I spent six years inside a marketing automation agency watching small businesses get sold systems they could not operate. The pitch always sounded neat. New CRM. New forms. New lead scoring. New dashboard. Then the owner would call three months later because nobody on the team knew why leads were disappearing into a tab called “Lifecycle Stage.”
When AI tools arrived, the pattern got louder. Agencies started selling “AI solutions” with the same confidence and even less patience. A clinic owner who barely had time to answer email was suddenly expected to understand agents, embeddings, prompts, webhooks, and usage limits. That is not strategy. That is giving someone a forklift manual and calling it fitness.
I started building smaller tools for my own clients first. Nothing heroic. An inbox agent that sorted routine messages. A call summary workflow that pushed notes into HubSpot. A WhatsApp bot that booked meetings when the team was asleep. One client saved 14 hours a week. Another booked 47 meetings a month from a bot that cost about $30 to run.
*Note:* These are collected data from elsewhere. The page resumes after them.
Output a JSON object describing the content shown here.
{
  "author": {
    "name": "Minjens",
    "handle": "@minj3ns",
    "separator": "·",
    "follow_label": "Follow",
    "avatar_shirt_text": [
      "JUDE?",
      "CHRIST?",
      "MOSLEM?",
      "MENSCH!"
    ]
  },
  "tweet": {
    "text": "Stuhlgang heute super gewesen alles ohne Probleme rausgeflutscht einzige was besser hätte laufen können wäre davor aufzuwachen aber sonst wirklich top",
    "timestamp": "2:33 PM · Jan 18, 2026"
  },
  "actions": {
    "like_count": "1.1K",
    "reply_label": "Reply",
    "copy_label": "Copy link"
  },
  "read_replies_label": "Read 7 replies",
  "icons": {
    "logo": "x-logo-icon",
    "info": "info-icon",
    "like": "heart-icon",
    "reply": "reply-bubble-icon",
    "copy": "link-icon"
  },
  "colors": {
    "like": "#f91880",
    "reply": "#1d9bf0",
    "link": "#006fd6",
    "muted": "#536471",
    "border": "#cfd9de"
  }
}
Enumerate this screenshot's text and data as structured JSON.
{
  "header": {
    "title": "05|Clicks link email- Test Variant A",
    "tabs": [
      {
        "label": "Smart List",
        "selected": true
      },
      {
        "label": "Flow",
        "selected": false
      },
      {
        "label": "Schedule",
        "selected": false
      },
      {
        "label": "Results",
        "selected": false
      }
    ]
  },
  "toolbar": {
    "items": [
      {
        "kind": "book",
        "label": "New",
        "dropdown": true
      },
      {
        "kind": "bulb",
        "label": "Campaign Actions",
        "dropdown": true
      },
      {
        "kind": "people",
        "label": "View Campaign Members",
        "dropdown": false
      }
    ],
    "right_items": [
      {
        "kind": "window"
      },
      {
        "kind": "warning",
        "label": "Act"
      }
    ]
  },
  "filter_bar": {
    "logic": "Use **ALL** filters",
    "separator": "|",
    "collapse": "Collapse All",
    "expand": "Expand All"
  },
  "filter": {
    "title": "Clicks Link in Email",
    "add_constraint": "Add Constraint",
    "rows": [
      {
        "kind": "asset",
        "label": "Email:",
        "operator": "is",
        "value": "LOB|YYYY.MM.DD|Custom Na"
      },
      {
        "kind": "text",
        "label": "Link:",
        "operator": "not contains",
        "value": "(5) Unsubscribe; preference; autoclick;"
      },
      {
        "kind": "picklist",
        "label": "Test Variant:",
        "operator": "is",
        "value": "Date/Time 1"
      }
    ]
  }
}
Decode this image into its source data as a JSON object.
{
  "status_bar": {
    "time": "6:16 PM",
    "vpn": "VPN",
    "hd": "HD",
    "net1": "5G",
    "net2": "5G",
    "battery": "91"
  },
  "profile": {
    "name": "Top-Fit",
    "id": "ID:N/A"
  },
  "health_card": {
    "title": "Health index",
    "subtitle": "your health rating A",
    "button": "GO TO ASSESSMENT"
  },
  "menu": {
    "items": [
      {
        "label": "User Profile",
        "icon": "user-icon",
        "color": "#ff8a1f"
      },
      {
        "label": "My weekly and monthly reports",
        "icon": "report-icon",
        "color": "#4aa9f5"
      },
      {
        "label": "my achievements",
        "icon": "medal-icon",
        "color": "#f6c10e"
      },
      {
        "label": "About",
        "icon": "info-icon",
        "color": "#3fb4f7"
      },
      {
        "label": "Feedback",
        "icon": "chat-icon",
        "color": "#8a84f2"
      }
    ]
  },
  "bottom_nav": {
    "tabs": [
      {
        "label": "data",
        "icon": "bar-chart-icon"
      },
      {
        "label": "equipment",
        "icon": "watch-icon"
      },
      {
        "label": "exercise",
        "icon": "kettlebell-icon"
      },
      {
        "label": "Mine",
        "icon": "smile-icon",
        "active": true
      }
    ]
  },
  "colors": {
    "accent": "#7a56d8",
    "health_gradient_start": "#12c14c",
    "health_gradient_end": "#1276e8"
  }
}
Those numbers were not magic. They came from choosing boring problems with obvious payback.
The gap was not the tech. The gap was teaching. Business owners had heard of ChatGPT. They did not need another inspirational thread about the future of work. They needed someone to say, start with this five-minute task, use this tool, set this approval rule, measure this number, and do not automate the angry customer email unless you enjoy pain.
So I started Techi: courses and software for people who sell services, run small teams, and would like their week back. The name is a joke with a serious job. A business should be a money-making machine, but most machines are only useful when normal people can run them without calling the engineer every Tuesday.
We're not the cheapest. We're not the biggest. We just don't ship a course or a tool until we've used it ourselves on real clients for at least 3 months. That rule slows us down. It also keeps us from teaching things that look good in a launch post and fall apart in a real inbox.
If you want to build the next model company, we are probably not your people. If you want to stop rewriting the same proposal, stop copying notes into your CRM, or stop spending your morning answering emails that should have been sorted before breakfast, you are in the right workshop.